Extraperitoneal colorectal anastomoses were constructed in dogs by four methods: one layer of sutures (N=10), two layers of sutures (N=10), EEA staples (N=10), and SPTU staples (N=10). Dehiscence occurred in eight sutured and one stapled anastomosis (P<0.05). The four leaks following two layer sutured anastomoses caused three deaths, whereas all four leaks following one-layer sutured anastomoses were only detected radiologically (P<0.02). In the stapled group, the single leak followed EEA anastomosis and was fatal.

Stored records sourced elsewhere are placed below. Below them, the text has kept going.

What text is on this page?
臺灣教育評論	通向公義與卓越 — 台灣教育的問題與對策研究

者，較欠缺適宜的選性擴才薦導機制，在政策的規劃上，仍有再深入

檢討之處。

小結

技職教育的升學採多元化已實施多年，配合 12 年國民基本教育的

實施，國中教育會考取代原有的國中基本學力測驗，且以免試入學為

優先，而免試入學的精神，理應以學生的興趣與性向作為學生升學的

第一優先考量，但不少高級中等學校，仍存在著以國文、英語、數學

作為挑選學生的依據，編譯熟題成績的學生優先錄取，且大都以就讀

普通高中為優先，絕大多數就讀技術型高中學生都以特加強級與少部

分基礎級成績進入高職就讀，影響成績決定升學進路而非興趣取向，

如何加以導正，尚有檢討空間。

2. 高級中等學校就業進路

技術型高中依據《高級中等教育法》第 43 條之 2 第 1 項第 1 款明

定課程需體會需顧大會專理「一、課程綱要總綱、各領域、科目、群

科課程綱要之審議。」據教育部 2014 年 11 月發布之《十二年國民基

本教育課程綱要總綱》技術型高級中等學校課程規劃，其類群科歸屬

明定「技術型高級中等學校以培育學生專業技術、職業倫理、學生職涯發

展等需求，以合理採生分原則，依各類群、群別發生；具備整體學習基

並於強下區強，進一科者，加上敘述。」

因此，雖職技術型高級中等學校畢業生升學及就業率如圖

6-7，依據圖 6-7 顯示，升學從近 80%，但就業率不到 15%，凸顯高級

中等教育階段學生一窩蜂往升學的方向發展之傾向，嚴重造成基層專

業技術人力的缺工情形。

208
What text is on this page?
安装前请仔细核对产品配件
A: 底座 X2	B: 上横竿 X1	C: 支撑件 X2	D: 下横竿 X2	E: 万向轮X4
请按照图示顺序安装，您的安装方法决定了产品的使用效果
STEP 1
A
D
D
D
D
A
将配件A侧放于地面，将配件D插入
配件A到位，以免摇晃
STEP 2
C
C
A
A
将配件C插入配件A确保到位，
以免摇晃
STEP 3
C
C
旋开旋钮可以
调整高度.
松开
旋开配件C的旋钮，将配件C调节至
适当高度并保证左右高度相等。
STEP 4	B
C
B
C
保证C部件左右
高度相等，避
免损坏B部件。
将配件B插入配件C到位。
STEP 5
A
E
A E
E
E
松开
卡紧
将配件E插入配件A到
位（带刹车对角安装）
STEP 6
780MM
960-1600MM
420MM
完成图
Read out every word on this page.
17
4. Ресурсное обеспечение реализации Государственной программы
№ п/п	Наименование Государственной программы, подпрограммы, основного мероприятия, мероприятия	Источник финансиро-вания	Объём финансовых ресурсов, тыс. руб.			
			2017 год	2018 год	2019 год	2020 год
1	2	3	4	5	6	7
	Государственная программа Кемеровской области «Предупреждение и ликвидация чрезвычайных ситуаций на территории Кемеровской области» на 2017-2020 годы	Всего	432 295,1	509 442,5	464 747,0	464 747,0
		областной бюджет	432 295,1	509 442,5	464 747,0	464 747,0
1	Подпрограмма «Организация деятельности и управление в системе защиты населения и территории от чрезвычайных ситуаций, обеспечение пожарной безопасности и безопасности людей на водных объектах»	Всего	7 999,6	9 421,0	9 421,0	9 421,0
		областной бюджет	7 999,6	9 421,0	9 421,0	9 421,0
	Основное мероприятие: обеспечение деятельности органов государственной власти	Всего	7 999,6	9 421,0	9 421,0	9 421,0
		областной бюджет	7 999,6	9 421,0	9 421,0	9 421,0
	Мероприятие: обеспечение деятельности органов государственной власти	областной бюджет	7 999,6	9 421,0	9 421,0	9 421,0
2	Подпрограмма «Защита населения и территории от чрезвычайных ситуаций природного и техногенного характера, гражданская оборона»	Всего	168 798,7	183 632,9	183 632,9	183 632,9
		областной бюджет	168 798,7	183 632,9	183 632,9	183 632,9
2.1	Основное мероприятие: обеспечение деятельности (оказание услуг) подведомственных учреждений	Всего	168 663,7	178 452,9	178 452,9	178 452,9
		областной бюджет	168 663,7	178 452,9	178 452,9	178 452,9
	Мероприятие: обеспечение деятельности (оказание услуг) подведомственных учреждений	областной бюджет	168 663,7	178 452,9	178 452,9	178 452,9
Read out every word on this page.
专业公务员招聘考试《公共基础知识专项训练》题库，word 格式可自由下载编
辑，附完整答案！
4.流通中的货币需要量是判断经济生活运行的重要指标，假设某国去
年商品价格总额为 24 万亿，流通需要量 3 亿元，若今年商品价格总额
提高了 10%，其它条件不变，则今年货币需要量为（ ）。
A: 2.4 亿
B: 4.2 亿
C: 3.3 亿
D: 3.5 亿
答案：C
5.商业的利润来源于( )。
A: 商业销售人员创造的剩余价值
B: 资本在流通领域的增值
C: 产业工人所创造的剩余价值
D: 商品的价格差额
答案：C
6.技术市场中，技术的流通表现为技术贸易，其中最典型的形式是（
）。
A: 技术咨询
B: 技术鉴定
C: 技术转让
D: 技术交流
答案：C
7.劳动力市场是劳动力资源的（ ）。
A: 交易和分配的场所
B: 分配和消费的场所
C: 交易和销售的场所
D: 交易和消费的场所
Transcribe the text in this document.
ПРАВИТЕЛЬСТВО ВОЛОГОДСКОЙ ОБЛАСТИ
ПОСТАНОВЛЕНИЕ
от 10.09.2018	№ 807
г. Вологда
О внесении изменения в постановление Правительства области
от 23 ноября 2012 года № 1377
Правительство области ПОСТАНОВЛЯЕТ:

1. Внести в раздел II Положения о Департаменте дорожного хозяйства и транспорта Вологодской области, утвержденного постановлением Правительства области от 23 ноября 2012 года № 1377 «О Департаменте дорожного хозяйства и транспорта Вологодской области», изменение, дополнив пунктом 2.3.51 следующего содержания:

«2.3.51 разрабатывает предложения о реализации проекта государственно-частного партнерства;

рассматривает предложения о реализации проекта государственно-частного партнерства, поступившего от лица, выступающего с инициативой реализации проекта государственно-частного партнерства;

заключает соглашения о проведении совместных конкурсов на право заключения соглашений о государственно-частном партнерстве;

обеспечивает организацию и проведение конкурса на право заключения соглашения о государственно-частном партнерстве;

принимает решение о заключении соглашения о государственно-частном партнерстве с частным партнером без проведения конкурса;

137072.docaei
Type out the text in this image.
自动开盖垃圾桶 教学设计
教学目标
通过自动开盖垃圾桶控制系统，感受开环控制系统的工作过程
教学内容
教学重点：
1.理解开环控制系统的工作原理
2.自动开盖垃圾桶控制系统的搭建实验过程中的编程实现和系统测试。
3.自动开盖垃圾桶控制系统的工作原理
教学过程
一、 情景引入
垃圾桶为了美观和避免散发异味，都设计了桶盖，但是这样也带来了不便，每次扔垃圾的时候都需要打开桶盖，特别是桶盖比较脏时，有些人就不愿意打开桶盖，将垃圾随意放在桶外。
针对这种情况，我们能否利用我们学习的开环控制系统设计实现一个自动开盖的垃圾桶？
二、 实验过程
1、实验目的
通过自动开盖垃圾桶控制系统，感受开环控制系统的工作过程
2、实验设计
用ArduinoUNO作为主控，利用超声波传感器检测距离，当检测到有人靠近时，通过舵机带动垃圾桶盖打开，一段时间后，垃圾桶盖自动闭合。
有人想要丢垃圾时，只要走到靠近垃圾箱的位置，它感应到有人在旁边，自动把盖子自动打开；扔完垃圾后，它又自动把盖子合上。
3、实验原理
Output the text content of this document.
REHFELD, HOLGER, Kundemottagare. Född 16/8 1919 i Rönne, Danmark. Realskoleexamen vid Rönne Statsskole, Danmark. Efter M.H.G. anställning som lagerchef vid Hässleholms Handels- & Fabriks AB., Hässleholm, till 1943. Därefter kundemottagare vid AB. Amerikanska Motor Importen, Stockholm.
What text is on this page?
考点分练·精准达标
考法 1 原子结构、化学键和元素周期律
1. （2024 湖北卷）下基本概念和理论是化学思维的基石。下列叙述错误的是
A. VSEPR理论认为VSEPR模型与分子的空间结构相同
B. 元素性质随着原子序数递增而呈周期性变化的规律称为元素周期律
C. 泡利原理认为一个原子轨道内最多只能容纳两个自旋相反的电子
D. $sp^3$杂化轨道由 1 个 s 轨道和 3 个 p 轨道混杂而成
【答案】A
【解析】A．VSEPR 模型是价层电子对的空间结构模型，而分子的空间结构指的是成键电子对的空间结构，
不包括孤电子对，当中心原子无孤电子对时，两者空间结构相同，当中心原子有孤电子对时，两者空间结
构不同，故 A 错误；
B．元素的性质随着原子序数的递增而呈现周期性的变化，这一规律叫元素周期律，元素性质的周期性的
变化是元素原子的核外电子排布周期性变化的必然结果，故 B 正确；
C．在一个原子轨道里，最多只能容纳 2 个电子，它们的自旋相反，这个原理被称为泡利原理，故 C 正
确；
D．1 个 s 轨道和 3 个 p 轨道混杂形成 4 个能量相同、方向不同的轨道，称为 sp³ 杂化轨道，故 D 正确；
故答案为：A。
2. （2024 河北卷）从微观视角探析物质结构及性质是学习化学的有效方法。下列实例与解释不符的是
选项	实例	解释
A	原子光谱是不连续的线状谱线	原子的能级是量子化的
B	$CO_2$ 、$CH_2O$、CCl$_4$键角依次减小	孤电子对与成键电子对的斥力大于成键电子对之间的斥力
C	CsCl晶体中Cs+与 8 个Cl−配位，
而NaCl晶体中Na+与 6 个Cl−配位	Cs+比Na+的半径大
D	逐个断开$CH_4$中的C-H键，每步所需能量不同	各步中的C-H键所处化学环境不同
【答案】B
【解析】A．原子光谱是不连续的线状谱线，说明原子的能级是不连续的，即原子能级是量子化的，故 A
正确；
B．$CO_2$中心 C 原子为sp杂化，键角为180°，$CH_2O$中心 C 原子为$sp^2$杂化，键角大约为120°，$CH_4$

Anastomotic narrowing was greater in sutured than stapled groups (P<0.05). Two layers of sutures produced gross narrowing compared with one layer (P<0.002). Two rows of staples (EEA) produced more narrowing than one row (SPTU) (P<0.01). Mean hydroxyproline concentrations and bursting pressures on the seventh postoperative day were higher in stapled than sutured anastomoses (P<0.05). Submucosal alignment, mucosal continuity, tissue viability, and stage of healing were all inferior for two-layer sutured anastomoses, reaching statistical significance for tissue viability (P<0.05). Stapled anastomoses were completed significantly faster (32.6±7.3 minutes) than sutured (54.1±8.4 minutes) (P<0.01). This experimental study has demonstrated that stapling is a fast and reliable method of colorectal anastomosis with a low complication rate. The shortcomings of the standard two-layer sutured anastomosis are discussed.